10 and a half years ago I won the lottery. I was a new mom embarking on the long icy road of working motherhood. I was exhausted from the work of keeping a new baby alive and exhausted at the thought of returning to work outside the sleepless yet warm and blissful cocoon of our little home. I had no idea at the time how long that exhaustion would persist, and no idea just how lucky I would be to know and love the woman who was about to change our lives for the better, forever.

Ewa arrived early for her interview. The baby was screaming her gorgeous little head off. I hadn’t showered in days. The dog was at a constant 3 inches from my heels, stalking in perpetual vigilance of my deteriorating well-being. Looking back it’s possible the dog was the only one fully aware of the dire situation we all faced.

I was a mess. And Ewa, she was not. She reached out for the screaming baby and I surrendered her before I even introduced myself.

Ewa told me to sit. She walked and bounced and talked to me about her experience caring for others. She’d been with two other families for almost a decade a piece since immigrating to America. Those families oozed loved for her when I later called them. And we would soon come to share that love of the perfectly crazy, magically patient, wonderfully charming and caring woman who has cared for all of us for the last decade.

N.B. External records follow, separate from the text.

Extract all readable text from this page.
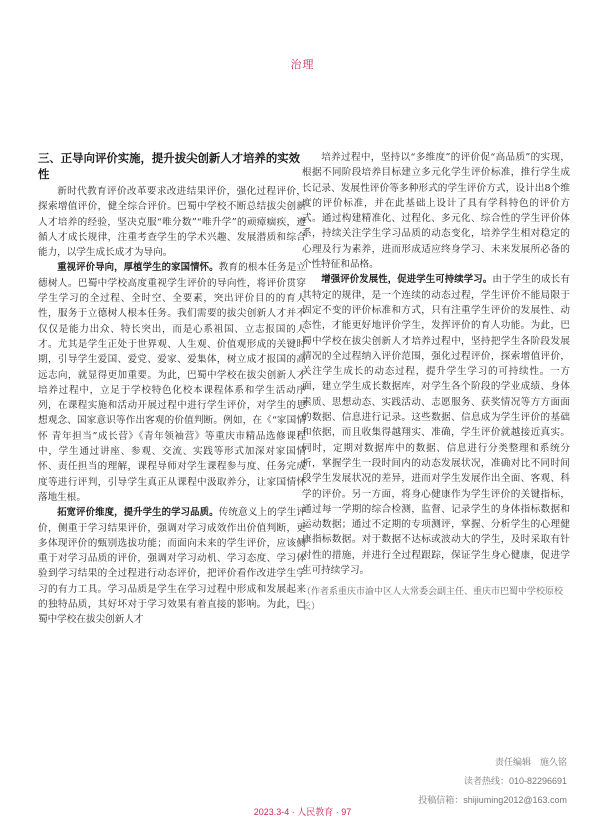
治理
三、正导向评价实施，提升拔尖创新人才培养的实效性

新时代教育评价改革要求改进结果评价，强化过程评价，探索增值评价，健全综合评价。巴蜀中学校不断总结拔尖创新人才培养的经验，坚决克服“唯分数”“唯升学”的顽瘴痼疾，遵循人才成长规律，注重考查学生的学术兴趣、发展潜质和综合能力，以学生成长成才为导向。

重视评价导向，厚植学生的家国情怀。教育的根本任务是立德树人。巴蜀中学校高度重视学生评价的导向性，将评价贯穿学生学习的全过程、全时空、全要素，突出评价目的的育人性，服务于立德树人根本任务。我们需要的拔尖创新人才并不仅仅是能力出众、特长突出，而是心系祖国、立志报国的人才。尤其是学生正处于世界观、人生观、价值观形成的关键时期，引导学生爱国、爱党、爱家、爱集体，树立成才报国的高远志向，就显得更加重要。为此，巴蜀中学校在拔尖创新人才培养过程中，立足于学校特色化校本课程体系和学生活动序列，在课程实施和活动开展过程中进行学生评价，对学生的思想观念、国家意识等作出客观的价值判断。例如，在《“家国情怀 青年担当”成长营》《青年领袖营》等重庆市精品选修课程中，学生通过讲座、参观、交流、实践等形式加深对家国情怀、责任担当的理解，课程导师对学生课程参与度、任务完成度等进行评判，引导学生真正从课程中汲取养分，让家国情怀落地生根。

拓宽评价维度，提升学生的学习品质。传统意义上的学生评价，侧重于学习结果评价，强调对学习成效作出价值判断，更多体现评价的甄别选拔功能；而面向未来的学生评价，应该侧重于对学习品质的评价，强调对学习动机、学习态度、学习体验到学习结果的全过程进行动态评价，把评价看作改进学生学习的有力工具。学习品质是学生在学习过程中形成和发展起来的独特品质，其好坏对于学习效果有着直接的影响。为此，巴蜀中学校在拔尖创新人才

培养过程中，坚持以“多维度”的评价促“高品质”的实现，根据不同阶段培养目标建立多元化学生评价标准，推行学生成长记录、发展性评价等多种形式的学生评价方式，设计出8个维度的评价标准，并在此基础上设计了具有学科特色的评价方式。通过构建精准化、过程化、多元化、综合性的学生评价体系，持续关注学生学习品质的动态变化，培养学生相对稳定的心理及行为素养，进而形成适应终身学习、未来发展所必备的个性特征和品格。

增强评价发展性，促进学生可持续学习。由于学生的成长有其特定的规律，是一个连续的动态过程，学生评价不能局限于固定不变的评价标准和方式，只有注重学生评价的发展性、动态性，才能更好地评价学生，发挥评价的育人功能。为此，巴蜀中学校在拔尖创新人才培养过程中，坚持把学生各阶段发展情况的全过程纳入评价范围，强化过程评价，探索增值评价，关注学生成长的动态过程，提升学生学习的可持续性。一方面，建立学生成长数据库，对学生各个阶段的学业成绩、身体素质、思想动态、实践活动、志愿服务、获奖情况等方方面面的数据、信息进行记录。这些数据、信息成为学生评价的基础和依据，而且收集得越翔实、准确，学生评价就越接近真实。同时，定期对数据库中的数据、信息进行分类整理和系统分析，掌握学生一段时间内的动态发展状况，准确对比不同时间段学生发展状况的差异，进而对学生发展作出全面、客观、科学的评价。另一方面，将身心健康作为学生评价的关键指标，通过每一学期的综合检测，监督、记录学生的身体指标数据和运动数据；通过不定期的专项测评，掌握、分析学生的心理健康指标数据。对于数据不达标或波动大的学生，及时采取有针对性的措施，并进行全过程跟踪，保证学生身心健康，促进学生可持续学习。

（作者系重庆市渝中区人大常委会副主任、重庆市巴蜀中学校原校长）
责任编辑　施久铭
读者热线：010-82296691
投稿信箱：shijiuming2012@163.com
2023.3-4 · 人民教育 · 97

I held that once tiny screaming baby, now large enough to share my clothes, last night as she sobbed. Ewa is leaving us. And we are all heart-broken. Through the births of two more screaming babies, and the deaths of a number of well-loved fish and assorted insect pets, my sweet vigilant dog and my own perfectly magical and wonderful mother, Ewa has been a mother to us all. Holding all of us through our screaming and tears, telling us everything is perfectly as it should be, and that we are doing great jobs whatever the job in doubt may have been.

As the 6 year old said this week, “it’s time for her to enjoy her life without our wild craziness and to rest and eat all the lollipops.”

It is time for her to go. It is time for us to learn how to live without her. There will be less magic in our home, less multi-colored sugar sprinkles on broccoli, less sage advice delivered with her sweetly imperfect English, less being told I look “famous” as I leave the house and head to work, less Cheetos delivered one at a time as rewards for good behavior. Less so much else, but not love. Her love and our love of her is stuck to our hearts like Cheeto dust to our fingers.

We will love her and miss her terribly. I won the lottery when she walked through our door and our lives have been better every day because of her.

Enjoy your retirement and all the lollipops, Ewa. You did a great job. We are so so so lucky to know you.